Dr. Dorr: So, I guess we ask that question—why should we use it?

So, I designed the first short stem used in the United States. Chit Ranawat and I designed it on a napkin in New Orleans at the Academy in 1981. I put it into four patients and it worked very well for about 18 months.

The failure on these, interestingly enough, was because of the porous coating, which in the early 1980s, was so weak that the implant pulled away from the coating. But the bone did grow in.

A short stem at least proved something.

I still use a current design today, but not in a routine fashion. They’re used most of the time with femurs that are geometrically deformed mostly because of fracture. And I’ve cemented them. And I’ve used them non-cemented. And they all function very well for me. They do function.

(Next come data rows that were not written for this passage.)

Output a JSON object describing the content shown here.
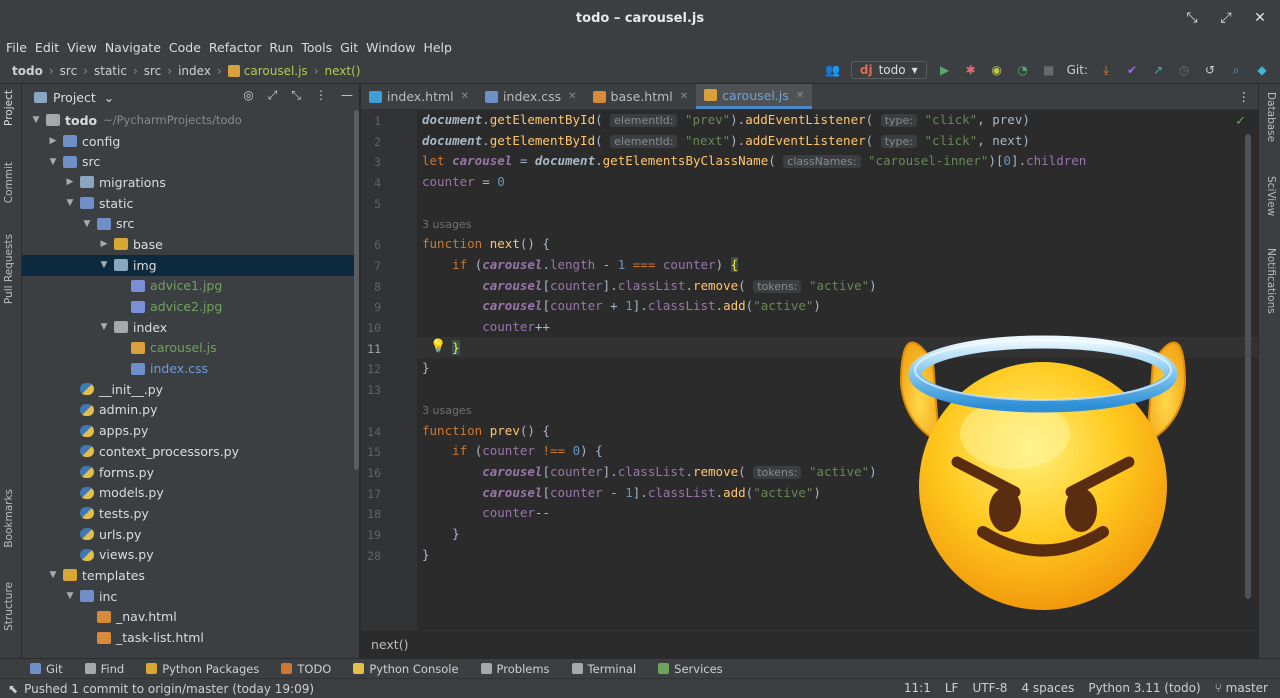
{
  "window": {
    "title": "todo – carousel.js"
  },
  "menu": [
    "File",
    "Edit",
    "View",
    "Navigate",
    "Code",
    "Refactor",
    "Run",
    "Tools",
    "Git",
    "Window",
    "Help"
  ],
  "breadcrumb": [
    "todo",
    "src",
    "static",
    "src",
    "index",
    "carousel.js",
    "next()"
  ],
  "toolbar": {
    "run_config": "todo",
    "git_label": "Git:"
  },
  "left_tabs": [
    "Project",
    "Commit",
    "Pull Requests",
    "Bookmarks",
    "Structure"
  ],
  "right_tabs": [
    "Database",
    "SciView",
    "Notifications"
  ],
  "project": {
    "title": "Project",
    "tree": [
      {
        "indent": 0,
        "arrow": "▾",
        "icon": "folder-grey",
        "label": "todo",
        "note": "~/PycharmProjects/todo",
        "style": "bold"
      },
      {
        "indent": 1,
        "arrow": "▸",
        "icon": "folder-blue",
        "label": "config"
      },
      {
        "indent": 1,
        "arrow": "▾",
        "icon": "folder-blue",
        "label": "src"
      },
      {
        "indent": 2,
        "arrow": "▸",
        "icon": "folder",
        "label": "migrations"
      },
      {
        "indent": 2,
        "arrow": "▾",
        "icon": "folder-blue",
        "label": "static"
      },
      {
        "indent": 3,
        "arrow": "▾",
        "icon": "folder-blue",
        "label": "src"
      },
      {
        "indent": 4,
        "arrow": "▸",
        "icon": "folder-yellow",
        "label": "base"
      },
      {
        "indent": 4,
        "arrow": "▾",
        "icon": "folder",
        "label": "img",
        "selected": true
      },
      {
        "indent": 5,
        "arrow": "",
        "icon": "img",
        "label": "advice1.jpg",
        "style": "green"
      },
      {
        "indent": 5,
        "arrow": "",
        "icon": "img",
        "label": "advice2.jpg",
        "style": "green"
      },
      {
        "indent": 4,
        "arrow": "▾",
        "icon": "folder-grey",
        "label": "index"
      },
      {
        "indent": 5,
        "arrow": "",
        "icon": "js",
        "label": "carousel.js",
        "style": "green"
      },
      {
        "indent": 5,
        "arrow": "",
        "icon": "css",
        "label": "index.css",
        "style": "blue"
      },
      {
        "indent": 2,
        "arrow": "",
        "icon": "py",
        "label": "__init__.py"
      },
      {
        "indent": 2,
        "arrow": "",
        "icon": "py",
        "label": "admin.py"
      },
      {
        "indent": 2,
        "arrow": "",
        "icon": "py",
        "label": "apps.py"
      },
      {
        "indent": 2,
        "arrow": "",
        "icon": "py",
        "label": "context_processors.py"
      },
      {
        "indent": 2,
        "arrow": "",
        "icon": "py",
        "label": "forms.py"
      },
      {
        "indent": 2,
        "arrow": "",
        "icon": "py",
        "label": "models.py"
      },
      {
        "indent": 2,
        "arrow": "",
        "icon": "py",
        "label": "tests.py"
      },
      {
        "indent": 2,
        "arrow": "",
        "icon": "py",
        "label": "urls.py"
      },
      {
        "indent": 2,
        "arrow": "",
        "icon": "py",
        "label": "views.py"
      },
      {
        "indent": 1,
        "arrow": "▾",
        "icon": "folder-yellow",
        "label": "templates"
      },
      {
        "indent": 2,
        "arrow": "▾",
        "icon": "folder-blue",
        "label": "inc"
      },
      {
        "indent": 3,
        "arrow": "",
        "icon": "html",
        "label": "_nav.html"
      },
      {
        "indent": 3,
        "arrow": "",
        "icon": "html",
        "label": "_task-list.html"
      }
    ]
  },
  "tabs": [
    {
      "label": "index.html",
      "icon": "#3f9fd6",
      "active": false
    },
    {
      "label": "index.css",
      "icon": "#6f8fc9",
      "active": false
    },
    {
      "label": "base.html",
      "icon": "#d88a3b",
      "active": false
    },
    {
      "label": "carousel.js",
      "icon": "#d9a13b",
      "active": true
    }
  ],
  "code": {
    "line_numbers": [
      "1",
      "2",
      "3",
      "4",
      "5",
      "",
      "6",
      "7",
      "8",
      "9",
      "10",
      "11",
      "12",
      "13",
      "",
      "14",
      "15",
      "16",
      "17",
      "18",
      "19",
      "28"
    ],
    "usages_label": "3 usages",
    "function_crumb": "next()"
  },
  "toolwindows": [
    {
      "label": "Git",
      "color": "#6f8fc9"
    },
    {
      "label": "Find",
      "color": "#a8a8a8"
    },
    {
      "label": "Python Packages",
      "color": "#d8a634"
    },
    {
      "label": "TODO",
      "color": "#cc7832"
    },
    {
      "label": "Python Console",
      "color": "#e2c04a"
    },
    {
      "label": "Problems",
      "color": "#a8a8a8"
    },
    {
      "label": "Terminal",
      "color": "#a8a8a8"
    },
    {
      "label": "Services",
      "color": "#6fa25e"
    }
  ],
  "status": {
    "message": "Pushed 1 commit to origin/master (today 19:09)",
    "position": "11:1",
    "line_sep": "LF",
    "encoding": "UTF-8",
    "indent": "4 spaces",
    "interpreter": "Python 3.11 (todo)",
    "branch": "master"
  }
}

I think it’s very clear to understand that these stems function well primarily in type A bone. A recent study out of Korea of 100 patients had 88 that were in type A bone.

The question is “What’s not to like about it?”

There are somethings that are a little bit unique to short stems. You still can get fractures. You can get a calcar fracture if you put it in too big—you can break the medial side off just by the wedge effect. The same wedge effect you get with a blade stem. You can get bone-on-bone impingement. You have to be very, very careful with your biomechanical reconstruction. If you shorten your offset, or you shorten your neck length and you have increased maintenance of the bony neck, you’re going to really increase your risk for bone-on-bone impingement. And you’ll get increased anteversion of the stem.